M. Bernard Vera.  - Le débat public sur le Grand Paris a mobilisé de nombreux citoyens.

Le 26 janvier, un protocole d'accord a été signé sur le projet rebaptisé Grand Paris express. Mais l'orientation libérale demeure et la compétition entre les territoires est organisée.

Le financement est incertain. Sur 33 milliards, 11,9 milliards sont mobilisés pour le plan de mobilisation des transports. Sur les 20 milliards du Grand Paris express, la moitié seulement est garantie : les collectivités et les usagers seront mis à contribution. Les populations modestes vont être encore plus repoussées à la périphérie de l'Ile-de-France.

Le nouveau schéma de transport n'améliore pas la desserte de la grande couronne. Il est regrettable qu'on ne nous propose que le développement du réseau ferré.

Quelles mesures entendez-vous prendre pour favoriser l'offre de transport de proximité ? (Applaudissements sur les bancs CRC)

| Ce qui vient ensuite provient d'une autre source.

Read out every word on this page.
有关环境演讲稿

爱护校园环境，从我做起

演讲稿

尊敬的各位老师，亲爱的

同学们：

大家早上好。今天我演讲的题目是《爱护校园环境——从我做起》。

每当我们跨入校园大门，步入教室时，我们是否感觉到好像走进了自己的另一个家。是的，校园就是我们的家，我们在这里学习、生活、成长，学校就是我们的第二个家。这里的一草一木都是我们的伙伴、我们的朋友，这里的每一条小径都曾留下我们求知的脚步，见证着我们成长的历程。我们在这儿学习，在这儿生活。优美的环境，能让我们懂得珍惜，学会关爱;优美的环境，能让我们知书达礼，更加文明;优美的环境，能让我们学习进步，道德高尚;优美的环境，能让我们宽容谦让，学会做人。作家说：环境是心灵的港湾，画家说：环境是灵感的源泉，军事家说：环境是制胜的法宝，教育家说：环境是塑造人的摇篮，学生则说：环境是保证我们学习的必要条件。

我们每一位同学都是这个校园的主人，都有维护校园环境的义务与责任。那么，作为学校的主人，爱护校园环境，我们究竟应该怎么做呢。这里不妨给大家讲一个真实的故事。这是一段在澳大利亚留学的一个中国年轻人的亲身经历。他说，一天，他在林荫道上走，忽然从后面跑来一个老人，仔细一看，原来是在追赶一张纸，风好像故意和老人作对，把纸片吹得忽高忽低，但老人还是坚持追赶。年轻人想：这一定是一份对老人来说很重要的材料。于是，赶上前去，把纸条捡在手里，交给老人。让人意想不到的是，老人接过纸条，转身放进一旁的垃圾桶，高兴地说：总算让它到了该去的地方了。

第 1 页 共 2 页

M. Maurice Leroy, ministre.  - Vision libérale ? Le débat n'est pas là. Demandez aux présidents du conseil général du Val-de-Marne et de Seine-Saint-Denis et au président de la région Ile-de-France si nos travaux communs sont vraiment « libéraux ».

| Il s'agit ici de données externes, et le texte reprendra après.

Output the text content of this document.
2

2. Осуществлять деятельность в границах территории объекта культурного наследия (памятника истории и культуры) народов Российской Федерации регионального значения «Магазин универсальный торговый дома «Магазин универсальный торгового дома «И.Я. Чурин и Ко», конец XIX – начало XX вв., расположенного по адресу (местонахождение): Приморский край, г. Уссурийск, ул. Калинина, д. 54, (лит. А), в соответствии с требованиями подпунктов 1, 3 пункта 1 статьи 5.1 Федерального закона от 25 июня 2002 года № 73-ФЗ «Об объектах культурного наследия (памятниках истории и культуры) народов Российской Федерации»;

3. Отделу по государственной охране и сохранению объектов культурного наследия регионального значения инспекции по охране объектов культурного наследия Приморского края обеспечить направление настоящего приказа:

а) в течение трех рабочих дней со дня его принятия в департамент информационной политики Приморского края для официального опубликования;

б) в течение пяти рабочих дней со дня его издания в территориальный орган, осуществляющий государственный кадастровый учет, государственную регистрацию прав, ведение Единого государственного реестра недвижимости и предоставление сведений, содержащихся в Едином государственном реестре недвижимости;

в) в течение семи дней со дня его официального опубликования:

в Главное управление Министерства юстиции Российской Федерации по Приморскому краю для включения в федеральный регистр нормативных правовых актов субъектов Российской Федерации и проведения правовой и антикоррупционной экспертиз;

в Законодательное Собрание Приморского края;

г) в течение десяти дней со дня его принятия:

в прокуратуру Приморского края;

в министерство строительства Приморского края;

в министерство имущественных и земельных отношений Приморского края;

Grâce au budget voté par la majorité sénatoriale les moyens financiers sont au rendez-vous. Dès cette année, 500 millions seront mobilisés pour moderniser les lignes C et D du RER. C'est du concret, pas un débat sur Schumpeter et le libéralisme ! Le Grand Paris est une vision du président de la République : nous devons tous nous en réjouir, sur tous les bancs, sans esprit partisan, et c'est un projet qui dépasse le temps médiatique et politique. (Applaudissements à droite)

M. Bernard Vera.  - La loi sur le Grand Paris met en péril la cohérence territoriale de l'Ile-de-France.

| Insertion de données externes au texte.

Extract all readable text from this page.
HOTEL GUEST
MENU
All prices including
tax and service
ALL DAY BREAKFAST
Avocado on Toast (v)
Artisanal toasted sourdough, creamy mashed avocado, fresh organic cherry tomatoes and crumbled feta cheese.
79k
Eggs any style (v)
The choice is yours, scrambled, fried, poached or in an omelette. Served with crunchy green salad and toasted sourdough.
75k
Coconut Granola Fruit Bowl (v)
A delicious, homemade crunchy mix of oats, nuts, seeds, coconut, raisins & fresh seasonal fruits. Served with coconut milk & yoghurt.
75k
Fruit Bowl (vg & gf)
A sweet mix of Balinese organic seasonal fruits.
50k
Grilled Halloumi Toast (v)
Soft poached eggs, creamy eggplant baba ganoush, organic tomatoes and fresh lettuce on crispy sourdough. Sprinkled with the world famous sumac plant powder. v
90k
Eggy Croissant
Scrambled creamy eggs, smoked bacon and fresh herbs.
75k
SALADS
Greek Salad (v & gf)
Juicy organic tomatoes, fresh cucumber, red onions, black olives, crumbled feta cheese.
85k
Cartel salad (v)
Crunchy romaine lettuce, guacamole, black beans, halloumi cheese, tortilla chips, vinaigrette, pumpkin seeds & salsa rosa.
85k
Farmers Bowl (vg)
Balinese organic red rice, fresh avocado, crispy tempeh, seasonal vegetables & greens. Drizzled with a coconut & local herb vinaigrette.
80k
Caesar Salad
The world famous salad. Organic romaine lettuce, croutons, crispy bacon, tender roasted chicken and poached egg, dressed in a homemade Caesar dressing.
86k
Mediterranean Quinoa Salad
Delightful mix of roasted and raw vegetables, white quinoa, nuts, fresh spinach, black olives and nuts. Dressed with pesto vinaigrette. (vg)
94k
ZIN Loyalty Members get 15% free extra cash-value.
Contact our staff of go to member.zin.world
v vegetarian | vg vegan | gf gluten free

M. Maurice Leroy, ministre.  - Ce n'est pas ce que pense M. Braouezec !

M. Bernard Vera.  - Je suis parlementaire de l'Essonne, pas des départements que vous avez cités.

M. Maurice Leroy, ministre.  - C'est dommage ; il faut avoir une vision d'ensemble.

M. Bernard Vera.  - Les pôles de compétitivité vont aspirer les financements. Le schéma de transport pose un même problème : il est injuste dans son financement et porte atteinte à la démocratie locale. Les communes qui ne signeraient pas perdraient toute possibilité d'aménagement autour des gares alors qu'elles financeraient les réseaux.

M. Yves Pozzo di Borgo.  - Engagé en 1970, l'éclatement des universités parisiennes n'a pas eu l'impact escompté. Le pôle scientifique de Saclay devrait être à moins de trente minutes de Paris : le Gouvernement va-t-il maintenir sa décision d'un métro automatique ?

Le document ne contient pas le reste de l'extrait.